Now European solar panel makers battered by a declining market have persuaded the European Union to propose import tariffs ranging as high as 68% to reduce cheaper imports from Chinese companies. This European initiative follows a similar US move last year.

Solar entrepreneur Jeremy Leggett places the blame for the developing, protectionist trade war on ‘a campaign by the companies that dominate energy markets, seeking to hold back renewables in defence of their interests’, leading to severe cuts in government support for alternative energy.

Leggett says ‘the incumbents in carbon fuels and nuclear are the root cause of the trade war. They have managed to curb soaring demand for solar, accelerating global price-cutting beyond what manufacturing economies of scale would have produced.’

A key contribution to the declining European PV market is to be found across the Atlantic in the USA where the relatively cheaper gas released by fracking has in turn reduced the demand for, and hence the price of coal.

North America’s turn to fracking pushed down US natural gas prices to 10-year lows last spring, prompting electricity generators to switch to gas from coal. Unwanted at home, US coal increasingly found its way on to European markets, where it has displaced more expensive gas as a fuel for power stations.

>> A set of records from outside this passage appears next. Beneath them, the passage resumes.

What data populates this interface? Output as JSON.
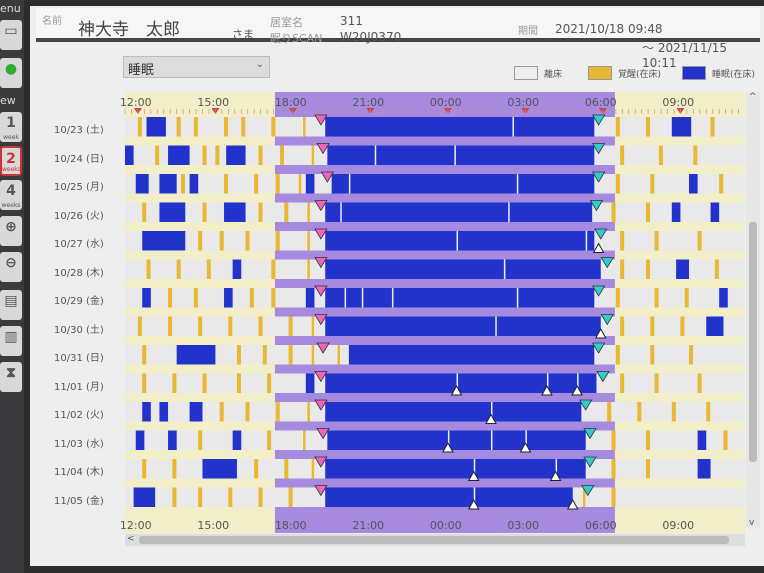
{
  "toolbar": {
    "menu_label": "enu",
    "view_label": "ew",
    "buttons": [
      {
        "id": "save",
        "icon": "save-icon"
      },
      {
        "id": "refresh",
        "icon": "refresh-icon"
      },
      {
        "id": "1week",
        "num": "1",
        "sub": "week"
      },
      {
        "id": "2weeks",
        "num": "2",
        "sub": "weeks",
        "active": true
      },
      {
        "id": "4weeks",
        "num": "4",
        "sub": "weeks"
      },
      {
        "id": "zoom-in",
        "icon": "zoom-in-icon",
        "glyph": "⊕"
      },
      {
        "id": "zoom-out",
        "icon": "zoom-out-icon",
        "glyph": "⊖"
      },
      {
        "id": "bar-view",
        "icon": "bar-view-icon",
        "glyph": "▤"
      },
      {
        "id": "histogram",
        "icon": "histogram-icon",
        "glyph": "▥"
      },
      {
        "id": "markers",
        "icon": "markers-icon",
        "glyph": "⧗"
      }
    ]
  },
  "header": {
    "name_label": "名前",
    "name": "神大寺　太郎",
    "honorific": "さま",
    "room_label": "居室名",
    "room": "311",
    "scan_label": "眠りSCAN",
    "scan": "W20J0370",
    "period_label": "期間",
    "period_start": "2021/10/18 09:48",
    "period_end": "～ 2021/11/15 10:11"
  },
  "dropdown": {
    "value": "睡眠"
  },
  "legend": [
    {
      "label": "離床",
      "color": "#eeeeee"
    },
    {
      "label": "覚醒(在床)",
      "color": "#e8b830"
    },
    {
      "label": "睡眠(在床)",
      "color": "#2233cc"
    }
  ],
  "colors": {
    "night": "#a58ae0",
    "day": "#f2efc8",
    "sleep": "#2233cc",
    "awake": "#e8b830",
    "out": "#e9e9e9",
    "bed_in": "#ee66bb",
    "wake": "#33cccc"
  },
  "axis": {
    "start": "11:30",
    "hours": 24,
    "ticks": [
      "12:00",
      "15:00",
      "18:00",
      "21:00",
      "00:00",
      "03:00",
      "06:00",
      "09:00"
    ],
    "night": [
      "18:00",
      "06:00"
    ]
  },
  "rows": [
    {
      "date": "10/23 (土)",
      "bed_in": "19:05",
      "wake": "05:50",
      "sleep": [
        [
          "12:20",
          "13:05"
        ],
        [
          "19:15",
          "05:40"
        ],
        [
          "08:40",
          "09:25"
        ]
      ],
      "awake": [
        "12:00",
        "13:30",
        "14:10",
        "15:20",
        "16:00",
        "17:10",
        "18:20",
        "02:30",
        "06:30",
        "07:40",
        "10:10"
      ],
      "out_marks": []
    },
    {
      "date": "10/24 (日)",
      "bed_in": "19:10",
      "wake": "05:50",
      "sleep": [
        [
          "11:30",
          "11:50"
        ],
        [
          "13:10",
          "14:00"
        ],
        [
          "15:25",
          "16:10"
        ],
        [
          "19:20",
          "05:40"
        ]
      ],
      "awake": [
        "12:40",
        "14:30",
        "15:00",
        "16:40",
        "17:30",
        "18:40",
        "21:10",
        "00:15",
        "06:40",
        "08:10",
        "09:30"
      ],
      "out_marks": []
    },
    {
      "date": "10/25 (月)",
      "bed_in": "19:20",
      "wake": "05:50",
      "sleep": [
        [
          "11:55",
          "12:25"
        ],
        [
          "12:50",
          "13:30"
        ],
        [
          "14:00",
          "14:20"
        ],
        [
          "18:30",
          "18:50"
        ],
        [
          "19:30",
          "05:40"
        ],
        [
          "09:20",
          "09:40"
        ]
      ],
      "awake": [
        "13:40",
        "15:20",
        "16:30",
        "17:20",
        "18:10",
        "20:10",
        "02:40",
        "06:30",
        "07:50",
        "10:30"
      ],
      "out_marks": []
    },
    {
      "date": "10/26 (火)",
      "bed_in": "19:05",
      "wake": "05:45",
      "sleep": [
        [
          "12:50",
          "13:50"
        ],
        [
          "15:20",
          "16:10"
        ],
        [
          "19:15",
          "05:35"
        ],
        [
          "08:40",
          "09:00"
        ],
        [
          "10:10",
          "10:30"
        ]
      ],
      "awake": [
        "12:10",
        "14:30",
        "16:40",
        "17:40",
        "18:30",
        "19:50",
        "02:20",
        "06:20",
        "07:40"
      ],
      "out_marks": []
    },
    {
      "date": "10/27 (水)",
      "bed_in": "19:05",
      "wake": "05:55",
      "sleep": [
        [
          "12:10",
          "13:50"
        ],
        [
          "19:15",
          "05:40"
        ]
      ],
      "awake": [
        "14:20",
        "15:10",
        "16:10",
        "17:20",
        "18:30",
        "00:20",
        "05:20",
        "06:40",
        "08:00",
        "09:40"
      ],
      "out_marks": [
        "05:50"
      ]
    },
    {
      "date": "10/28 (木)",
      "bed_in": "19:05",
      "wake": "06:10",
      "sleep": [
        [
          "15:40",
          "16:00"
        ],
        [
          "19:15",
          "05:55"
        ],
        [
          "08:50",
          "09:20"
        ]
      ],
      "awake": [
        "12:20",
        "13:30",
        "14:40",
        "17:10",
        "18:30",
        "02:10",
        "06:40",
        "07:40",
        "10:20"
      ],
      "out_marks": []
    },
    {
      "date": "10/29 (金)",
      "bed_in": "19:05",
      "wake": "05:50",
      "sleep": [
        [
          "12:10",
          "12:30"
        ],
        [
          "15:20",
          "15:40"
        ],
        [
          "18:30",
          "18:50"
        ],
        [
          "19:15",
          "05:40"
        ],
        [
          "10:30",
          "10:50"
        ]
      ],
      "awake": [
        "13:10",
        "14:10",
        "16:20",
        "17:10",
        "20:00",
        "20:40",
        "21:50",
        "02:40",
        "06:30",
        "08:00",
        "09:10"
      ],
      "out_marks": []
    },
    {
      "date": "10/30 (土)",
      "bed_in": "19:05",
      "wake": "06:10",
      "sleep": [
        [
          "19:15",
          "05:55"
        ],
        [
          "10:00",
          "10:40"
        ]
      ],
      "awake": [
        "12:00",
        "13:10",
        "14:20",
        "15:30",
        "16:40",
        "17:50",
        "18:40",
        "01:50",
        "06:40",
        "07:50",
        "09:00"
      ],
      "out_marks": [
        "05:55"
      ]
    },
    {
      "date": "10/31 (日)",
      "bed_in": "19:10",
      "wake": "05:50",
      "sleep": [
        [
          "13:30",
          "15:00"
        ],
        [
          "20:10",
          "05:40"
        ]
      ],
      "awake": [
        "12:10",
        "15:50",
        "16:50",
        "17:50",
        "18:40",
        "19:40",
        "06:30",
        "07:50",
        "09:20"
      ],
      "out_marks": []
    },
    {
      "date": "11/01 (月)",
      "bed_in": "19:05",
      "wake": "06:00",
      "sleep": [
        [
          "18:30",
          "18:50"
        ],
        [
          "19:15",
          "05:45"
        ]
      ],
      "awake": [
        "12:10",
        "13:20",
        "14:30",
        "15:50",
        "17:00",
        "00:20",
        "03:50",
        "05:00",
        "06:40",
        "08:00",
        "09:40"
      ],
      "out_marks": [
        "00:20",
        "03:50",
        "05:00"
      ]
    },
    {
      "date": "11/02 (火)",
      "bed_in": "19:05",
      "wake": "05:20",
      "sleep": [
        [
          "12:10",
          "12:30"
        ],
        [
          "12:50",
          "13:10"
        ],
        [
          "14:00",
          "14:30"
        ],
        [
          "19:15",
          "05:10"
        ]
      ],
      "awake": [
        "15:10",
        "16:10",
        "17:20",
        "18:30",
        "01:40",
        "06:10",
        "07:20",
        "08:40",
        "10:00"
      ],
      "out_marks": [
        "01:40"
      ]
    },
    {
      "date": "11/03 (水)",
      "bed_in": "19:10",
      "wake": "05:30",
      "sleep": [
        [
          "11:55",
          "12:15"
        ],
        [
          "13:10",
          "13:30"
        ],
        [
          "15:40",
          "16:00"
        ],
        [
          "19:20",
          "05:20"
        ],
        [
          "09:40",
          "10:00"
        ]
      ],
      "awake": [
        "14:20",
        "17:00",
        "18:20",
        "00:00",
        "01:40",
        "03:00",
        "06:20",
        "07:40",
        "10:40"
      ],
      "out_marks": [
        "00:00",
        "03:00"
      ]
    },
    {
      "date": "11/04 (木)",
      "bed_in": "19:05",
      "wake": "05:30",
      "sleep": [
        [
          "14:30",
          "15:50"
        ],
        [
          "19:15",
          "05:20"
        ],
        [
          "09:40",
          "10:10"
        ]
      ],
      "awake": [
        "12:10",
        "13:20",
        "16:30",
        "17:40",
        "18:40",
        "01:00",
        "04:10",
        "06:20",
        "07:40"
      ],
      "out_marks": [
        "01:00",
        "04:10"
      ]
    },
    {
      "date": "11/05 (金)",
      "bed_in": "19:05",
      "wake": "05:25",
      "sleep": [
        [
          "11:50",
          "12:40"
        ],
        [
          "19:15",
          "04:50"
        ]
      ],
      "awake": [
        "13:20",
        "14:20",
        "15:30",
        "16:40",
        "17:50",
        "01:00",
        "05:10",
        "06:20"
      ],
      "out_marks": [
        "01:00",
        "04:50"
      ]
    }
  ]
}
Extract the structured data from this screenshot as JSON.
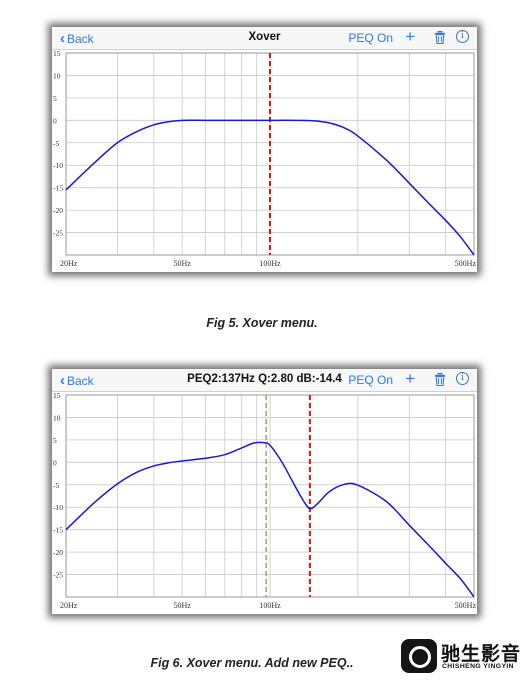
{
  "colors": {
    "accent": "#2a7ae2",
    "curve": "#1a1acc",
    "marker_red": "#e01414",
    "marker_olive": "#8a8a4a",
    "grid": "#c8c8c8"
  },
  "figures": [
    {
      "nav": {
        "back_label": "Back",
        "title": "Xover",
        "peq_label": "PEQ On",
        "add_icon": "plus-icon",
        "delete_icon": "trash-icon",
        "info_icon": "info-icon"
      },
      "caption": "Fig 5. Xover menu."
    },
    {
      "nav": {
        "back_label": "Back",
        "title": "PEQ2:137Hz Q:2.80 dB:-14.4",
        "peq_label": "PEQ On",
        "add_icon": "plus-icon",
        "delete_icon": "trash-icon",
        "info_icon": "info-icon"
      },
      "caption": "Fig 6. Xover menu. Add new PEQ.."
    }
  ],
  "watermark": {
    "name": "驰生影音",
    "subtitle": "CHISHENG YINGYIN"
  },
  "chart_data": [
    {
      "type": "line",
      "xscale": "log",
      "xlim": [
        20,
        500
      ],
      "ylim": [
        -30,
        15
      ],
      "xtick_labels": [
        {
          "value": 20,
          "label": "20Hz"
        },
        {
          "value": 50,
          "label": "50Hz"
        },
        {
          "value": 100,
          "label": "100Hz"
        },
        {
          "value": 500,
          "label": "500Hz"
        }
      ],
      "yticks": [
        15,
        10,
        5,
        0,
        -5,
        -10,
        -15,
        -20,
        -25
      ],
      "grid": true,
      "markers": [
        {
          "x": 100,
          "style": "dashed",
          "color": "red"
        }
      ],
      "series": [
        {
          "x": [
            20,
            25,
            30,
            35,
            40,
            45,
            50,
            60,
            70,
            80,
            100,
            120,
            140,
            160,
            180,
            200,
            250,
            300,
            350,
            400,
            450,
            500
          ],
          "values": [
            -15.5,
            -9.5,
            -5.0,
            -2.5,
            -1.0,
            -0.3,
            0.0,
            0.0,
            0.0,
            0.0,
            0.0,
            0.0,
            -0.1,
            -0.6,
            -1.7,
            -3.5,
            -8.8,
            -14.0,
            -18.5,
            -22.3,
            -26.0,
            -30.0
          ]
        }
      ]
    },
    {
      "type": "line",
      "xscale": "log",
      "xlim": [
        20,
        500
      ],
      "ylim": [
        -30,
        15
      ],
      "xtick_labels": [
        {
          "value": 20,
          "label": "20Hz"
        },
        {
          "value": 50,
          "label": "50Hz"
        },
        {
          "value": 100,
          "label": "100Hz"
        },
        {
          "value": 500,
          "label": "500Hz"
        }
      ],
      "yticks": [
        15,
        10,
        5,
        0,
        -5,
        -10,
        -15,
        -20,
        -25
      ],
      "grid": true,
      "markers": [
        {
          "x": 97,
          "style": "dashed",
          "color": "olive"
        },
        {
          "x": 137,
          "style": "dashed",
          "color": "red"
        }
      ],
      "series": [
        {
          "x": [
            20,
            25,
            30,
            35,
            40,
            45,
            50,
            60,
            70,
            80,
            88,
            95,
            100,
            110,
            120,
            130,
            137,
            145,
            160,
            180,
            200,
            250,
            300,
            350,
            400,
            450,
            500
          ],
          "values": [
            -15.0,
            -9.0,
            -4.8,
            -2.2,
            -0.8,
            -0.1,
            0.3,
            0.9,
            1.7,
            3.2,
            4.3,
            4.4,
            3.8,
            0.0,
            -4.5,
            -8.5,
            -10.3,
            -9.3,
            -6.5,
            -4.9,
            -5.1,
            -8.7,
            -14.0,
            -18.5,
            -22.5,
            -26.0,
            -30.0
          ]
        }
      ]
    }
  ]
}
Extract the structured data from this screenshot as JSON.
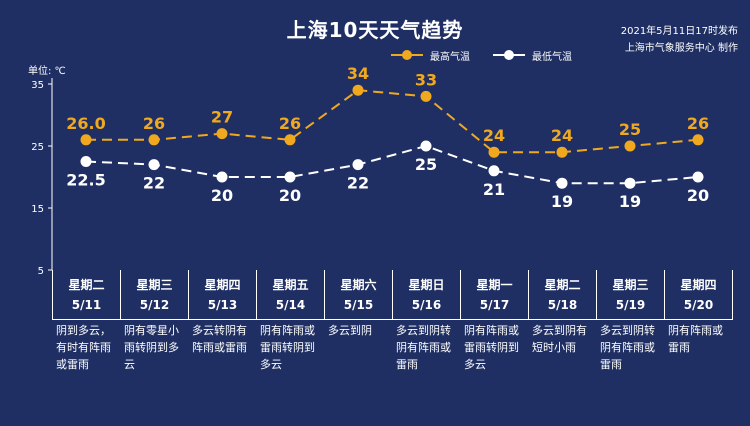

American coal exports to Europe increased by 29 per cent last year. The resulting oversupply, exacerbated by a slowdown in Chinese demand, sent European coal prices plummeting from $130 a tonne in March 2011 to around $86 now.

So there was a sharp increase in the level of the greenhouse gases blamed for global warming emitted by the European Union’s coal-fired power stations in 2012, as plant owners rushed to take advantage of high profits.

The rise was as high as 17 per cent according to Brian Potskowski of the Bloomberg New Energy Finance research group, while Europe’s total power plant emissions rose 3 per cent over the same period.

“I would say that the increase in power emissions is due in large part to the increased attractiveness of burning coal relative to gas in 2012,” he said.

In the capitalist dream world inside Leggett’s entrepreneurial head, the leaders of the countries where solar panel production takes place will issue ‘instructions to their ministries to think of common global energy security rather than narrow national energy insecurity.’

The rise in burning dirty fuels confirms a recent International Energy Agency’s report which showed that, “despite a boom in renewable energy over the last decade, the average unit of energy produced today is basically as dirty as it was 20 years ago”.

In the harsh reality of capitalist economics, the search for the highest profits determines the retreat to coal and accelerating climate change. The notion that market mechanisms, or indeed consumer choice, can even begin to solve the eco-crisis is a non-runner if there ever was one.